[shell] How to delete from a text file, all lines that contain a specific string?

How would I use sed to delete all lines in a text file that contain a specific string?

This question is related to shell sed text-parsing in-place

The answer is


There are many other ways to delete lines with specific string besides sed:

AWK

awk '!/pattern/' file > temp && mv temp file

Ruby (1.9+)

ruby -i.bak -ne 'print if not /test/' file

Perl

perl -ni.bak -e "print unless /pattern/" file

Shell (bash 3.2 and later)

while read -r line
do
  [[ ! $line =~ pattern ]] && echo "$line"
done <file > o
mv o file

GNU grep

grep -v "pattern" file > temp && mv temp file

And of course sed (printing the inverse is faster than actual deletion):

sed -n '/pattern/!p' file

to show the treated text in console

cat filename | sed '/text to remove/d' 

to save treated text into a file

cat filename | sed '/text to remove/d' > newfile

to append treated text info an existing file

cat filename | sed '/text to remove/d' >> newfile

to treat already treated text, in this case remove more lines of what has been removed

cat filename | sed '/text to remove/d' | sed '/remove this too/d' | more

the | more will show text in chunks of one page at a time.


Delete lines from all files that match the match

grep -rl 'text_to_search' . | xargs sed -i '/text_to_search/d'

Just in case someone wants to do it for exact matches of strings, you can use the -w flag in grep - w for whole. That is, for example if you want to delete the lines that have number 11, but keep the lines with number 111:

-bash-4.1$ head file
1
11
111

-bash-4.1$ grep -v "11" file
1

-bash-4.1$ grep -w -v "11" file
1
111

It also works with the -f flag if you want to exclude several exact patterns at once. If "blacklist" is a file with several patterns on each line that you want to delete from "file":

grep -w -v -f blacklist file

You may consider using ex (which is a standard Unix command-based editor):

ex +g/match/d -cwq file

where:

  • + executes given Ex command (man ex), same as -c which executes wq (write and quit)
  • g/match/d - Ex command to delete lines with given match, see: Power of g

The above example is a POSIX-compliant method for in-place editing a file as per this post at Unix.SE and POSIX specifications for ex.

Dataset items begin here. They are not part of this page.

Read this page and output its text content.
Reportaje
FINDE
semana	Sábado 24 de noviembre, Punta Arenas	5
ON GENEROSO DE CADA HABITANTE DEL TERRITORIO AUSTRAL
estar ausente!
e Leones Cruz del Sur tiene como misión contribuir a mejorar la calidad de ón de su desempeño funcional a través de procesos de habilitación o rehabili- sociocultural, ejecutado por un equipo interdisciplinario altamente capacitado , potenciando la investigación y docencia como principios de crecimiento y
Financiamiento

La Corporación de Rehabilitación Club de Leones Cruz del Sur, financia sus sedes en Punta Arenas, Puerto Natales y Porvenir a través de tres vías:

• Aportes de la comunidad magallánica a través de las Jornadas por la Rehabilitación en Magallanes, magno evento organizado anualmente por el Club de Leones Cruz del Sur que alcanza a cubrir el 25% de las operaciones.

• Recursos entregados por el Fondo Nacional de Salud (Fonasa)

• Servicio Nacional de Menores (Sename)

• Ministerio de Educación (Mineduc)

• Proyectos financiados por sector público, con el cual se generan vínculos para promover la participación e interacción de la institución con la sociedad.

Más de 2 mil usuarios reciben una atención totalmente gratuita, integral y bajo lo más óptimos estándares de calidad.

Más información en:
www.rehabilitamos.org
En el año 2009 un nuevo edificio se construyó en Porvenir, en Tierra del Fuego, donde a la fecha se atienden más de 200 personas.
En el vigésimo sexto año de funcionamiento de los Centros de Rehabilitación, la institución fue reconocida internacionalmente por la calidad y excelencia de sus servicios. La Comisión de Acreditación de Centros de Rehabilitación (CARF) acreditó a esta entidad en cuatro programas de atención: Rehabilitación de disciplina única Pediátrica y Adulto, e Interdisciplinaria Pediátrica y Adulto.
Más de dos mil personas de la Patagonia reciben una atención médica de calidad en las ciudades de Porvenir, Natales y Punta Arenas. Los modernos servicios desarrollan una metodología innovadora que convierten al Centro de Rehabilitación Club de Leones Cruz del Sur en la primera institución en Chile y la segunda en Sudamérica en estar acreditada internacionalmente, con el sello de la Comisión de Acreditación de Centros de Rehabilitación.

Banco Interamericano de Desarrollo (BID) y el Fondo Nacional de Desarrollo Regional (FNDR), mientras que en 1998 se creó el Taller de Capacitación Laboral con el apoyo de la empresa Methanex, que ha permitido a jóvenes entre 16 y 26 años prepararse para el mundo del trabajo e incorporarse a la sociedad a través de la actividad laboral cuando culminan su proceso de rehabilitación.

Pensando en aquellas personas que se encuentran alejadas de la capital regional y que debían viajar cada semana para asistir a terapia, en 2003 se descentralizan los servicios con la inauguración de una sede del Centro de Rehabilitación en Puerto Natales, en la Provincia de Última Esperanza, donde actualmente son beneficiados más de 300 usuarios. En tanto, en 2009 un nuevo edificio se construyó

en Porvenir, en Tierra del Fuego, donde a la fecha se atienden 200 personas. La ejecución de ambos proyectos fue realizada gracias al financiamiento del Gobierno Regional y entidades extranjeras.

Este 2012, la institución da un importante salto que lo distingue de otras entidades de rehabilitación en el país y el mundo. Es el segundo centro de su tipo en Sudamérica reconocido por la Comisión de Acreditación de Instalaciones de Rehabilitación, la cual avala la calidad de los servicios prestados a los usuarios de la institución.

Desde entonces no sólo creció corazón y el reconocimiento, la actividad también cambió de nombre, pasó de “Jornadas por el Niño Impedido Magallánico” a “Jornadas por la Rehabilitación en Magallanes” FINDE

The difference with sed is that:

sed is a Stream EDitor, not a file editor.BashFAQ

Unless you enjoy unportable code, I/O overhead and some other bad side effects. So basically some parameters (such as in-place/-i) are non-standard FreeBSD extensions and may not be available on other operating systems.


You can use sed to replace lines in place in a file. However, it seems to be much slower than using grep for the inverse into a second file and then moving the second file over the original.

e.g.

sed -i '/pattern/d' filename      

or

grep -v "pattern" filename > filename2; mv filename2 filename

The first command takes 3 times longer on my machine anyway.


echo -e "/thing_to_delete\ndd\033:x\n" | vim file_to_edit.txt


I was struggling with this on Mac. Plus, I needed to do it using variable replacement.

So I used:

sed -i '' "/$pattern/d" $file

where $file is the file where deletion is needed and $pattern is the pattern to be matched for deletion.

I picked the '' from this comment.

The thing to note here is use of double quotes in "/$pattern/d". Variable won't work when we use single quotes.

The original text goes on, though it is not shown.